«Берёз пронзительные стрелы»,— подумал Таланцев, любуясь ими. То ли припомнились, то ли сейчас сами выдумались эти слова, но ему они понравились. «Берёз пронзительные стрелы»,— повторял он про себя.

Ему вдруг захотелось оказаться среди своих миномётчиков, поспорить с Ильиным, посмеяться с Розенблюмом, пошутить над Филиппенко. Скорее бы добраться до них!

Он с удивлением подумал, что соскучился, а ведь с тех пор, как он простился с ними, не прошло и девятнадцати часов.

...Таланцев догнал батарею, расположившуюся на привал поздно ночью. Увидев его, словно выросшего из земли, сидевший у костра Ильин вскочил и закричал:

— Ребята, Таланцев вернулся!

Повскакавшие солдаты, с диковатыми от сна глазами, окружили Таланцева. Осунувшийся, с почерневшим лицом, обросший густой щетиной, он взволнованно жал руки.

— Всю Карелию обошёл, братцы,— говорил он.— Где капитан?

СПОРЫШЕВ УЛЫБАЕТСЯ

После ночного привала готовые к движению миномётчики выстроены у дороги.

— Взвод, смирно! — командует младший сержант Дуб.— Рядовой Таланцев, выйти из строя!

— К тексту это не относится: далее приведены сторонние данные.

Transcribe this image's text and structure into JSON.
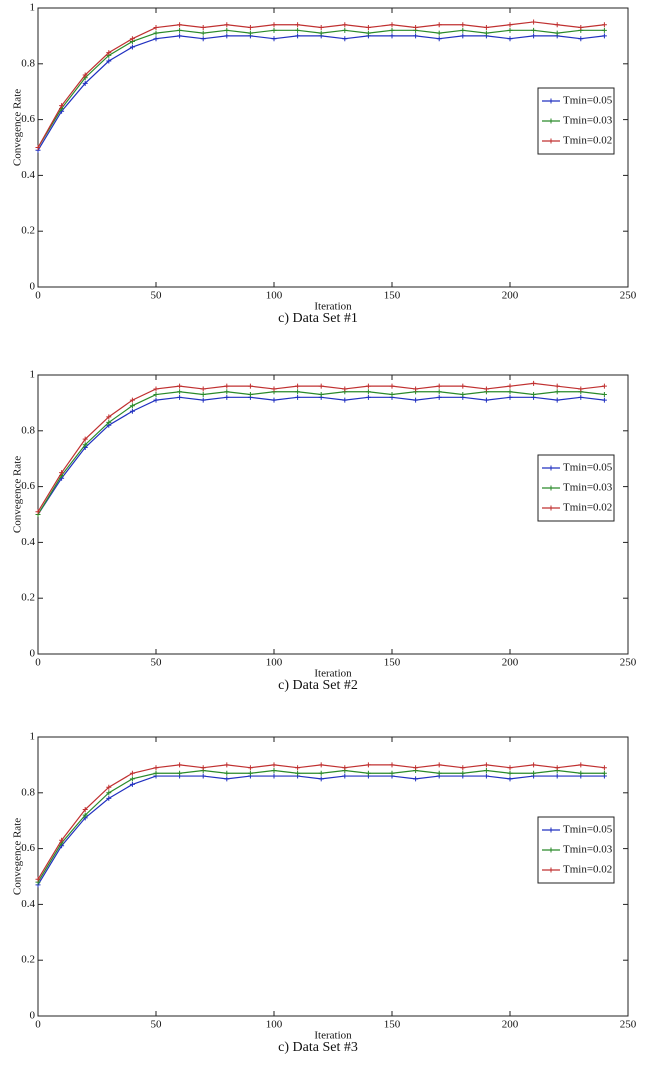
{
  "chart_data": [
    {
      "type": "line",
      "caption": "c) Data Set #1",
      "xlabel": "Iteration",
      "ylabel": "Convegence Rate",
      "x": [
        0,
        10,
        20,
        30,
        40,
        50,
        60,
        70,
        80,
        90,
        100,
        110,
        120,
        130,
        140,
        150,
        160,
        170,
        180,
        190,
        200,
        210,
        220,
        230,
        240
      ],
      "series": [
        {
          "name": "Tmin=0.05",
          "color": "#2030c0",
          "values": [
            0.49,
            0.63,
            0.73,
            0.81,
            0.86,
            0.89,
            0.9,
            0.89,
            0.9,
            0.9,
            0.89,
            0.9,
            0.9,
            0.89,
            0.9,
            0.9,
            0.9,
            0.89,
            0.9,
            0.9,
            0.89,
            0.9,
            0.9,
            0.89,
            0.9
          ]
        },
        {
          "name": "Tmin=0.03",
          "color": "#2a8a2a",
          "values": [
            0.5,
            0.64,
            0.75,
            0.83,
            0.88,
            0.91,
            0.92,
            0.91,
            0.92,
            0.91,
            0.92,
            0.92,
            0.91,
            0.92,
            0.91,
            0.92,
            0.92,
            0.91,
            0.92,
            0.91,
            0.92,
            0.92,
            0.91,
            0.92,
            0.92
          ]
        },
        {
          "name": "Tmin=0.02",
          "color": "#c03030",
          "values": [
            0.5,
            0.65,
            0.76,
            0.84,
            0.89,
            0.93,
            0.94,
            0.93,
            0.94,
            0.93,
            0.94,
            0.94,
            0.93,
            0.94,
            0.93,
            0.94,
            0.93,
            0.94,
            0.94,
            0.93,
            0.94,
            0.95,
            0.94,
            0.93,
            0.94
          ]
        }
      ],
      "xlim": [
        0,
        250
      ],
      "xticks": [
        0,
        50,
        100,
        150,
        200,
        250
      ],
      "ylim": [
        0,
        1
      ],
      "yticks": [
        0,
        0.2,
        0.4,
        0.6,
        0.8,
        1
      ],
      "grid": false,
      "legend": "right"
    },
    {
      "type": "line",
      "caption": "c) Data Set #2",
      "xlabel": "Iteration",
      "ylabel": "Convegence Rate",
      "x": [
        0,
        10,
        20,
        30,
        40,
        50,
        60,
        70,
        80,
        90,
        100,
        110,
        120,
        130,
        140,
        150,
        160,
        170,
        180,
        190,
        200,
        210,
        220,
        230,
        240
      ],
      "series": [
        {
          "name": "Tmin=0.05",
          "color": "#2030c0",
          "values": [
            0.5,
            0.63,
            0.74,
            0.82,
            0.87,
            0.91,
            0.92,
            0.91,
            0.92,
            0.92,
            0.91,
            0.92,
            0.92,
            0.91,
            0.92,
            0.92,
            0.91,
            0.92,
            0.92,
            0.91,
            0.92,
            0.92,
            0.91,
            0.92,
            0.91
          ]
        },
        {
          "name": "Tmin=0.03",
          "color": "#2a8a2a",
          "values": [
            0.5,
            0.64,
            0.75,
            0.83,
            0.89,
            0.93,
            0.94,
            0.93,
            0.94,
            0.93,
            0.94,
            0.94,
            0.93,
            0.94,
            0.94,
            0.93,
            0.94,
            0.94,
            0.93,
            0.94,
            0.94,
            0.93,
            0.94,
            0.94,
            0.93
          ]
        },
        {
          "name": "Tmin=0.02",
          "color": "#c03030",
          "values": [
            0.51,
            0.65,
            0.77,
            0.85,
            0.91,
            0.95,
            0.96,
            0.95,
            0.96,
            0.96,
            0.95,
            0.96,
            0.96,
            0.95,
            0.96,
            0.96,
            0.95,
            0.96,
            0.96,
            0.95,
            0.96,
            0.97,
            0.96,
            0.95,
            0.96
          ]
        }
      ],
      "xlim": [
        0,
        250
      ],
      "xticks": [
        0,
        50,
        100,
        150,
        200,
        250
      ],
      "ylim": [
        0,
        1
      ],
      "yticks": [
        0,
        0.2,
        0.4,
        0.6,
        0.8,
        1
      ],
      "grid": false,
      "legend": "right"
    },
    {
      "type": "line",
      "caption": "c) Data Set #3",
      "xlabel": "Iteration",
      "ylabel": "Convegence Rate",
      "x": [
        0,
        10,
        20,
        30,
        40,
        50,
        60,
        70,
        80,
        90,
        100,
        110,
        120,
        130,
        140,
        150,
        160,
        170,
        180,
        190,
        200,
        210,
        220,
        230,
        240
      ],
      "series": [
        {
          "name": "Tmin=0.05",
          "color": "#2030c0",
          "values": [
            0.47,
            0.61,
            0.71,
            0.78,
            0.83,
            0.86,
            0.86,
            0.86,
            0.85,
            0.86,
            0.86,
            0.86,
            0.85,
            0.86,
            0.86,
            0.86,
            0.85,
            0.86,
            0.86,
            0.86,
            0.85,
            0.86,
            0.86,
            0.86,
            0.86
          ]
        },
        {
          "name": "Tmin=0.03",
          "color": "#2a8a2a",
          "values": [
            0.48,
            0.62,
            0.72,
            0.8,
            0.85,
            0.87,
            0.87,
            0.88,
            0.87,
            0.87,
            0.88,
            0.87,
            0.87,
            0.88,
            0.87,
            0.87,
            0.88,
            0.87,
            0.87,
            0.88,
            0.87,
            0.87,
            0.88,
            0.87,
            0.87
          ]
        },
        {
          "name": "Tmin=0.02",
          "color": "#c03030",
          "values": [
            0.49,
            0.63,
            0.74,
            0.82,
            0.87,
            0.89,
            0.9,
            0.89,
            0.9,
            0.89,
            0.9,
            0.89,
            0.9,
            0.89,
            0.9,
            0.9,
            0.89,
            0.9,
            0.89,
            0.9,
            0.89,
            0.9,
            0.89,
            0.9,
            0.89
          ]
        }
      ],
      "xlim": [
        0,
        250
      ],
      "xticks": [
        0,
        50,
        100,
        150,
        200,
        250
      ],
      "ylim": [
        0,
        1
      ],
      "yticks": [
        0,
        0.2,
        0.4,
        0.6,
        0.8,
        1
      ],
      "grid": false,
      "legend": "right"
    }
  ]
}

Таланцев выходит, прихрамывая на правую ногу, впечатывая в снег глубокие следы. На его похудевшем лице проступили скулы, кожа огрубела, возле рта появилась жёсткая складка, взгляд прямой и мужественный.

— За отличное выполнение задания рядовому Таланцеву объявляю благодарность!

— Служу Советскому Союзу!

Суровые солдатские лица яснеют.

— Ильин,— говорит Дуб,— что случилось? Что за улыбка на ширину приклада? — Но он и сам улыбается, младший сержант Дуб, скупой, как зимнее солнце, улыбкой. И вслед за ним ещё шире улыбается весь взвод. А Таланцев серьёзен и спокоен. Но вот младший сержант снова нахмурился, взглянув Таланцеву на ноги.

— За неумелое навёртывание портянок объявляю один наряд вне очереди.

— Слушаюсь — один наряд вне очереди!—невозмутимо отвечает Таланцев.

Дуб, задумавшись, проходит перед строем.

— Отменяю один наряд вне очереди,— говорит он.— Становитесь в строй.

Таланцев занимает своё место. Дуб некоторое время молчит, собираясь с мыслями.

— Вот что, товарищи,— начинает он.— Давайте дальше служить так, чтобы этих нарядов вне очереди больше не было. Думаете, мне приятно наказывать? А приходится. Так вот, давайте, чтоб этого не было...— Не мастер Дуб произносить речи, хотел сказать много, но чувствует — не получится, и спешит закончить:— Народ вы все толковый, службу нести можете. Есть, правда, некоторые солдаты...— он смотрит на Филиппенко.— Но, я думаю, мы их вместе, значит, перевоспитаем. Но учтите! — уже привычным уверенным тоном кончает он.— Учтите: я буду требовать! Ещё больше буду требовать!

— Новая эпоха в жизни миномётного взвода,— шепчет Розенблюм Таланцеву, и тот чуть кивает головой.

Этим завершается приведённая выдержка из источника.